The first case is Rosales-Mireles v. United States. I understand human frailties, we all make mistakes. But somehow, EVERYONE INVOLVED in this person’s case somehow missed that the U.S. Probation officer double-counted a previous misdemeanor conviction that had been imposed on Florencio Rosales-Mireles. No one caught the mistake, which changed the U.S. Sentencing Guideline range from 70-87 up to 77-96 months. Believing that the correct range was the higher number, the sentencing judge imposed a 78 month sentence, one month longer than the presumptive “low end” of the range. On appeal, the Defendant’s lawyer recognized the mistake and asked for a correction. That’s when his team ran headlong into the maw of what is called “plain error.” This rule makes it near to impossible to win because there must be a finding that any error affected the Defendant’s “substantial rights.” The bottom line from this case is that the Supreme Court somewhat relaxed this otherwise stringent rule, and allowed the case to be sent back down for another sentencing hearing.

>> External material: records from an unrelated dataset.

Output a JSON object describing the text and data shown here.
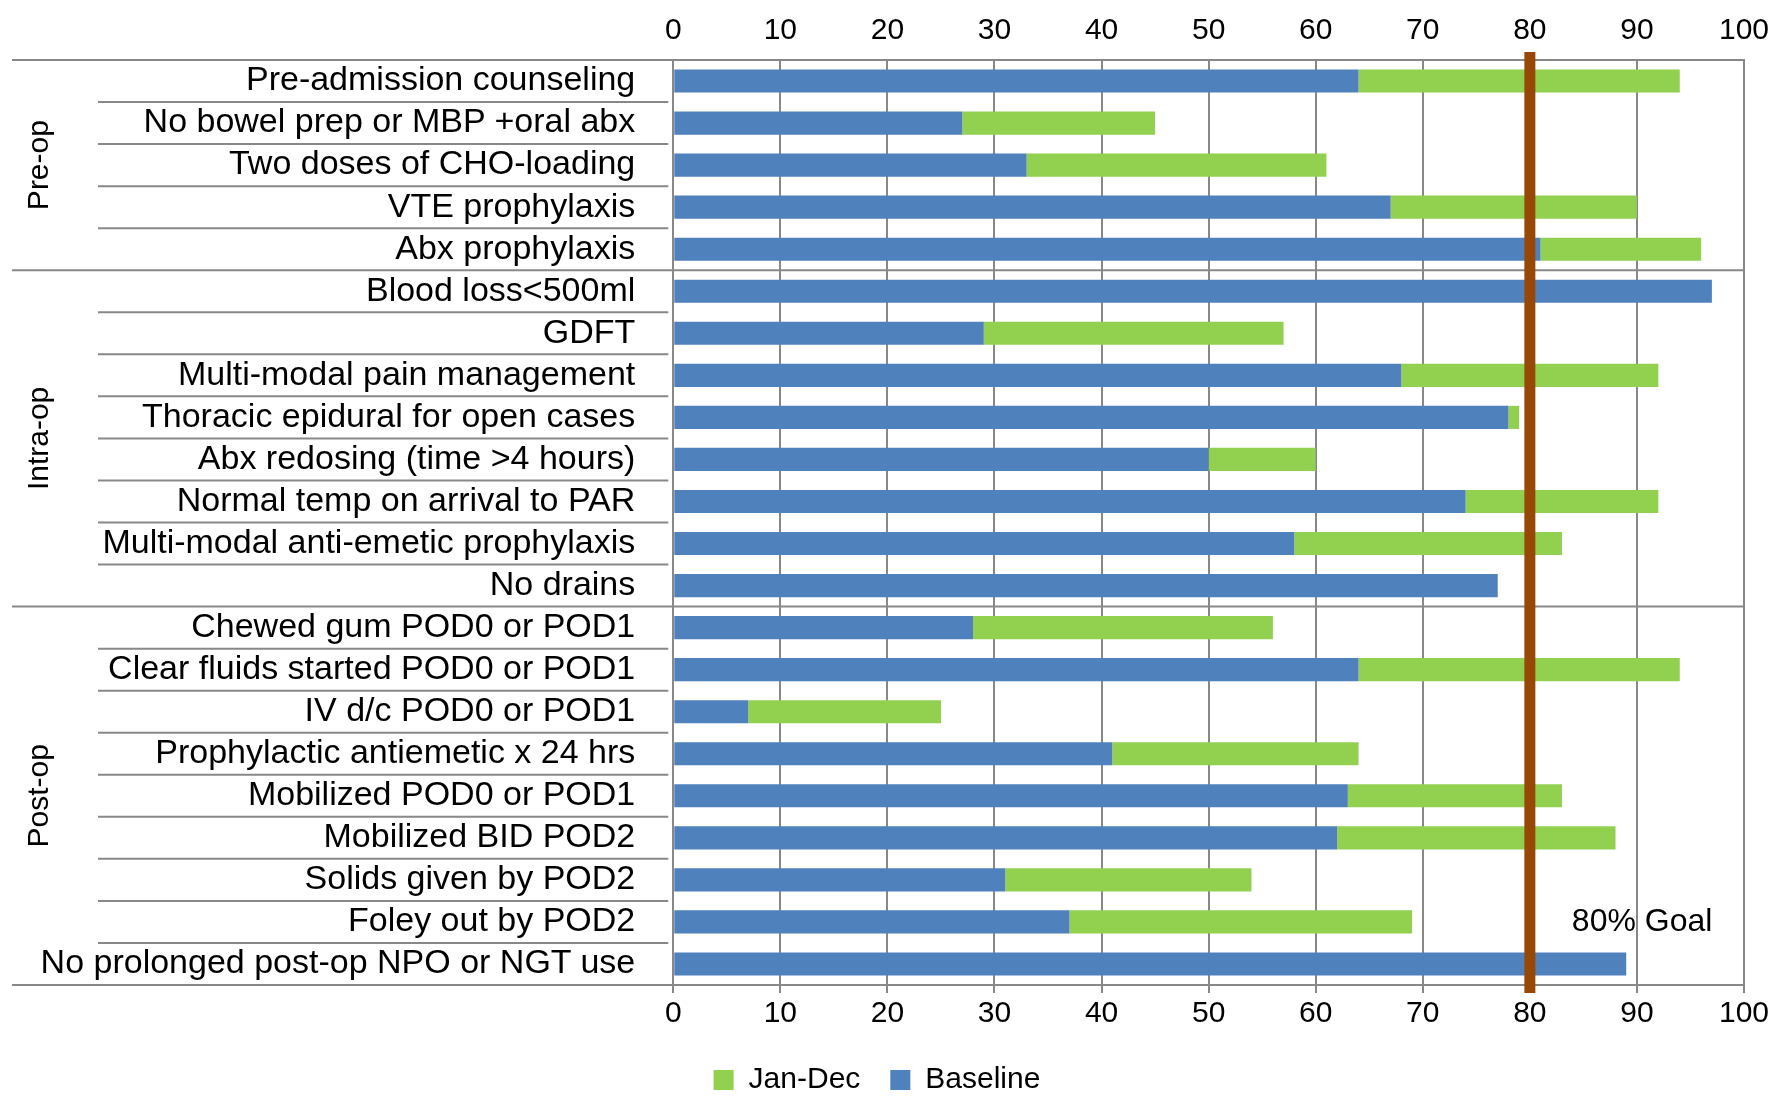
{
  "chart_data": {
    "type": "bar",
    "orientation": "horizontal",
    "stacked": true,
    "categories": [
      "Pre-admission counseling",
      "No bowel prep or MBP +oral abx",
      "Two doses of CHO-loading",
      "VTE prophylaxis",
      "Abx prophylaxis",
      "Blood loss<500ml",
      "GDFT",
      "Multi-modal pain management",
      "Thoracic epidural for open cases",
      "Abx redosing (time >4 hours)",
      "Normal temp on arrival to PAR",
      "Multi-modal anti-emetic prophylaxis",
      "No drains",
      "Chewed gum POD0 or POD1",
      "Clear fluids started POD0 or POD1",
      "IV d/c POD0 or POD1",
      "Prophylactic antiemetic x 24 hrs",
      "Mobilized POD0 or POD1",
      "Mobilized BID POD2",
      "Solids given by POD2",
      "Foley out by POD2",
      "No prolonged post-op NPO or NGT use"
    ],
    "series": [
      {
        "name": "Baseline",
        "color": "#4f81bd",
        "values": [
          64,
          27,
          33,
          67,
          81,
          97,
          29,
          68,
          78,
          50,
          74,
          58,
          77,
          28,
          64,
          7,
          41,
          63,
          62,
          31,
          37,
          89
        ]
      },
      {
        "name": "Jan-Dec",
        "color": "#92d050",
        "values": [
          30,
          18,
          28,
          23,
          15,
          0,
          28,
          24,
          1,
          10,
          18,
          25,
          0,
          28,
          30,
          18,
          23,
          20,
          26,
          23,
          32,
          0
        ]
      }
    ],
    "xlim": [
      0,
      100
    ],
    "xticks": [
      0,
      10,
      20,
      30,
      40,
      50,
      60,
      70,
      80,
      90,
      100
    ],
    "x2lim": [
      0,
      100
    ],
    "x2ticks": [
      0,
      10,
      20,
      30,
      40,
      50,
      60,
      70,
      80,
      90,
      100
    ],
    "grid": "x",
    "legend": "bottom",
    "ref_lines": [
      {
        "axis": "x",
        "value": 80,
        "label": "80% Goal",
        "color": "#974806"
      }
    ],
    "annotations": [
      "Pre-op",
      "Intra-op",
      "Post-op"
    ]
  }
}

The other case is Chavez-Meza v. United States. A portion of the law governing federal sentencing proceedings says that the Judge must “state in open court the reasons for [imposing] the particular sentence.” However, an earlier Supreme Court decision, which discussed this aspect of the sentencing hearing, ruled that “[t]he law leaves much . . . to the judge’s own professional judgment.” This is especially so when “a matter is . . . conceptually simple . . . and the record makes clear that the sentencing judge considered the evidence and arguments.” Here, some amendments to the Sentencing Guidelines reduced the range that applied to Mr. Chavez-Meza’s case. After the change, the defense lawyer asked for 108 months, but the Judge imposed 114 months. The Judge did not hold a hearing, but merely checked a box on a form for reducing the sentence. The 5-Justice majority said that was OK. The dissenters pointed out the “serious problem” with this decision: “the difficulty for prisoners and appellate courts in ascertaining a district court’s reasons for imposing a sentence when the court fails to state those reasons on the record.” This might not seem like a big deal, but it can be. When we are arguing for an appropriate sentence, I always want to know the Judge’s thinking, for sometimes we can tailor our arguments to that thought process and get a better result. This case is disappointing because it allows Judges to hand out a sentence without providing any background as to the Judge’s reasons.
These cases will not apply in most federal sentencing hearings. But, these rulings are important, if for no other reason than these opinion show the the United States Supreme Court continues to keep close tabs on the process of imposing a sentence in federal court pursuant to the Sentencing Guidelines.